A Parareal algorithm without Coarse Propagator?
Martin J. Gander, Mario Ohlberger, Stephan Rave
TL;DR
This paper investigates a Parareal time-parallel algorithm variant that intentionally omits the coarse propagator $G$, focusing on parabolic problems such as the 1D heat equation. By employing a spectral discretization in space, the authors show that Parareal updates diagonalize in Fourier modes, yielding an explicit convergence bound $\sup_n \|U_n^k(\cdot)-u(\cdot,T_n)\|_2 \le e^{-(m_G+1)^2 k\Delta T} \sup_n \|U_n^0(\cdot)-u(\cdot,T_n)\|_2$, which remains valid even when $m_G=0$ (no coarse propagator).
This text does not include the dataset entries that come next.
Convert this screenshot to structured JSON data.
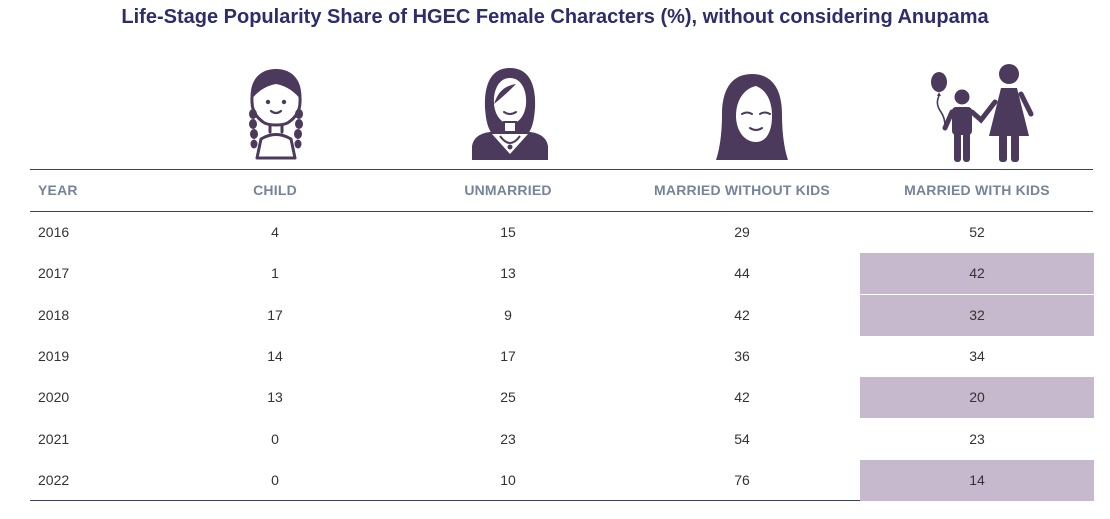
{
  "title": "Life-Stage Popularity Share of HGEC Female Characters (%), without considering Anupama",
  "colors": {
    "title": "#2c2d6b",
    "icon": "#4b3a5c",
    "header_text": "#76849a",
    "highlight": "#c6b8cd",
    "rule": "#3c3f70"
  },
  "icons": [
    "girl-with-braids-icon",
    "young-woman-icon",
    "long-hair-woman-icon",
    "parent-and-child-with-balloon-icon"
  ],
  "chart_data": {
    "type": "table",
    "columns": [
      "YEAR",
      "CHILD",
      "UNMARRIED",
      "MARRIED WITHOUT KIDS",
      "MARRIED WITH KIDS"
    ],
    "rows": [
      {
        "year": "2016",
        "values": [
          "4",
          "15",
          "29",
          "52"
        ],
        "highlight": false
      },
      {
        "year": "2017",
        "values": [
          "1",
          "13",
          "44",
          "42"
        ],
        "highlight": true
      },
      {
        "year": "2018",
        "values": [
          "17",
          "9",
          "42",
          "32"
        ],
        "highlight": true
      },
      {
        "year": "2019",
        "values": [
          "14",
          "17",
          "36",
          "34"
        ],
        "highlight": false
      },
      {
        "year": "2020",
        "values": [
          "13",
          "25",
          "42",
          "20"
        ],
        "highlight": true
      },
      {
        "year": "2021",
        "values": [
          "0",
          "23",
          "54",
          "23"
        ],
        "highlight": false
      },
      {
        "year": "2022",
        "values": [
          "0",
          "10",
          "76",
          "14"
        ],
        "highlight": true
      }
    ]
  }
}
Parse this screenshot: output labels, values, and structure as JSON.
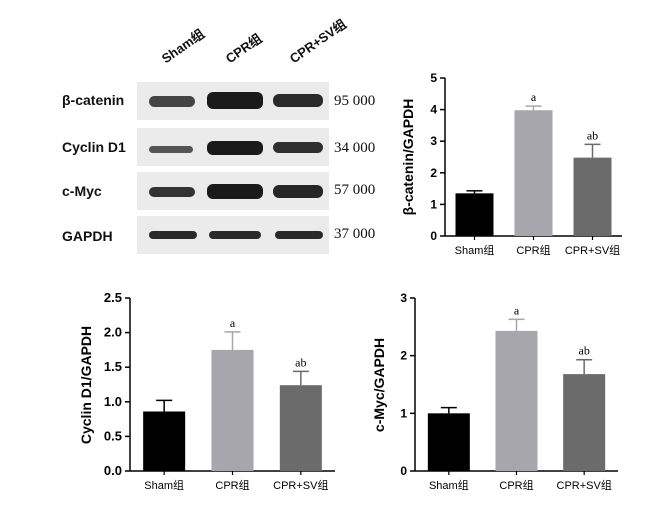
{
  "blot": {
    "lanes": [
      "Sham组",
      "CPR组",
      "CPR+SV组"
    ],
    "rows": [
      {
        "label": "β-catenin",
        "mw": "95 000"
      },
      {
        "label": "Cyclin D1",
        "mw": "34 000"
      },
      {
        "label": "c-Myc",
        "mw": "57 000"
      },
      {
        "label": "GAPDH",
        "mw": "37 000"
      }
    ]
  },
  "chart_data": [
    {
      "type": "bar",
      "categories": [
        "Sham组",
        "CPR组",
        "CPR+SV组"
      ],
      "values": [
        1.35,
        3.98,
        2.48
      ],
      "errors": [
        0.08,
        0.13,
        0.42
      ],
      "annotations": [
        "",
        "a",
        "ab"
      ],
      "ylabel": "β-catenin/GAPDH",
      "ylim": [
        0,
        5
      ],
      "yticks": [
        "0",
        "1",
        "2",
        "3",
        "4",
        "5"
      ],
      "colors": [
        "#000000",
        "#a6a6ac",
        "#6b6b6b"
      ]
    },
    {
      "type": "bar",
      "categories": [
        "Sham组",
        "CPR组",
        "CPR+SV组"
      ],
      "values": [
        0.86,
        1.75,
        1.24
      ],
      "errors": [
        0.16,
        0.26,
        0.2
      ],
      "annotations": [
        "",
        "a",
        "ab"
      ],
      "ylabel": "Cyclin D1/GAPDH",
      "ylim": [
        0,
        2.5
      ],
      "yticks": [
        "0.0",
        "0.5",
        "1.0",
        "1.5",
        "2.0",
        "2.5"
      ],
      "colors": [
        "#000000",
        "#a6a6ac",
        "#6b6b6b"
      ]
    },
    {
      "type": "bar",
      "categories": [
        "Sham组",
        "CPR组",
        "CPR+SV组"
      ],
      "values": [
        1.0,
        2.43,
        1.68
      ],
      "errors": [
        0.1,
        0.2,
        0.25
      ],
      "annotations": [
        "",
        "a",
        "ab"
      ],
      "ylabel": "c-Myc/GAPDH",
      "ylim": [
        0,
        3
      ],
      "yticks": [
        "0",
        "1",
        "2",
        "3"
      ],
      "colors": [
        "#000000",
        "#a6a6ac",
        "#6b6b6b"
      ]
    }
  ]
}
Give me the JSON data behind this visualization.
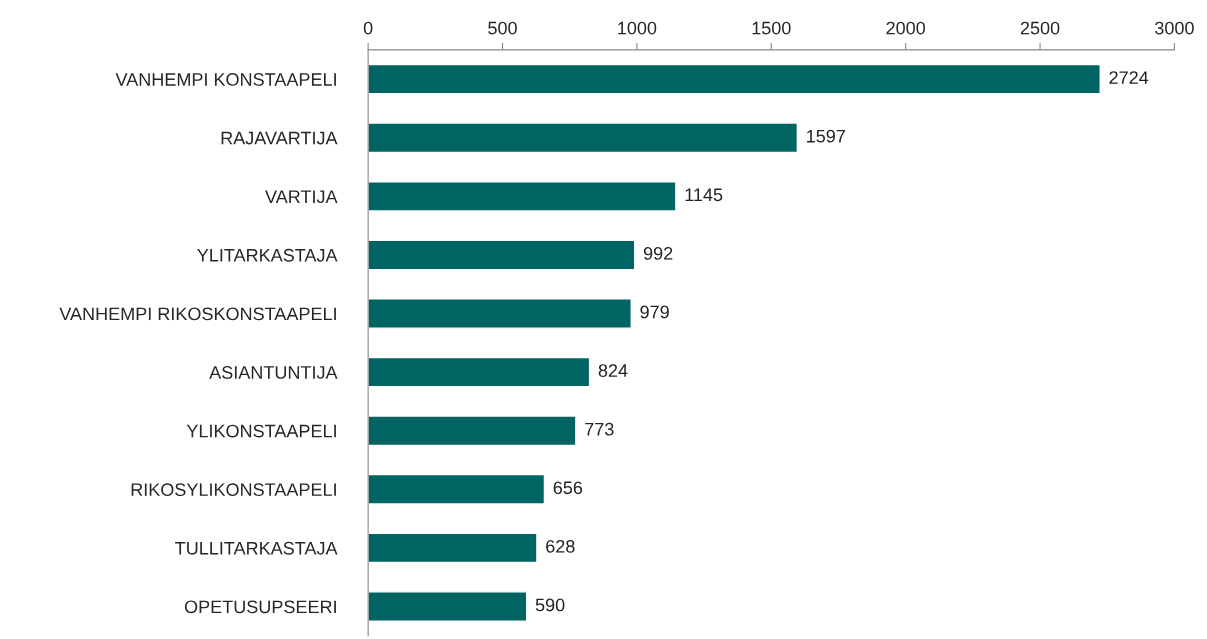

Numerical experiments reveal that, under Dirichlet boundaries, the method converges without $G$ and can even converge faster for larger time-step slices, whereas under Neumann boundaries convergence may fail unless very few coarse intervals are used. The work highlights a sharp boundary-condition dependence and proves a scalability result (Theorem TH1) for fixed time-step length, while noting that hyperbolic problems do not enjoy the same forgetting properties and require coarse corrections for robust convergence. Overall, the results advance understanding of time-parallelization in parabolic PDEs and delineate the limitations when extending to hyperbolic dynamics.
Abstract
The Parareal algorithm was invented in 2001 in order to parallelize the solution of evolution problems in the time direction. It is based on parallel fine time propagators called F and sequential coarse time propagators called G, which alternatingly solve the evolution problem and iteratively converge to the fine solution. The coarse propagator G is a very important component of Parareal, as one sees in the convergence analyses. We present here for the first time a Parareal algorithm without coarse propagator, and explain why this can work very well for parabolic problems. We give a new convergence proof for coarse propagators approximating in space, in contrast to the more classical coarse propagators which are approximations in time, and our proof also applies in the absence of the coarse propagator. We illustrate our theoretical results with numerical experiments, and also explain why this approach can not work for hyperbolic problems.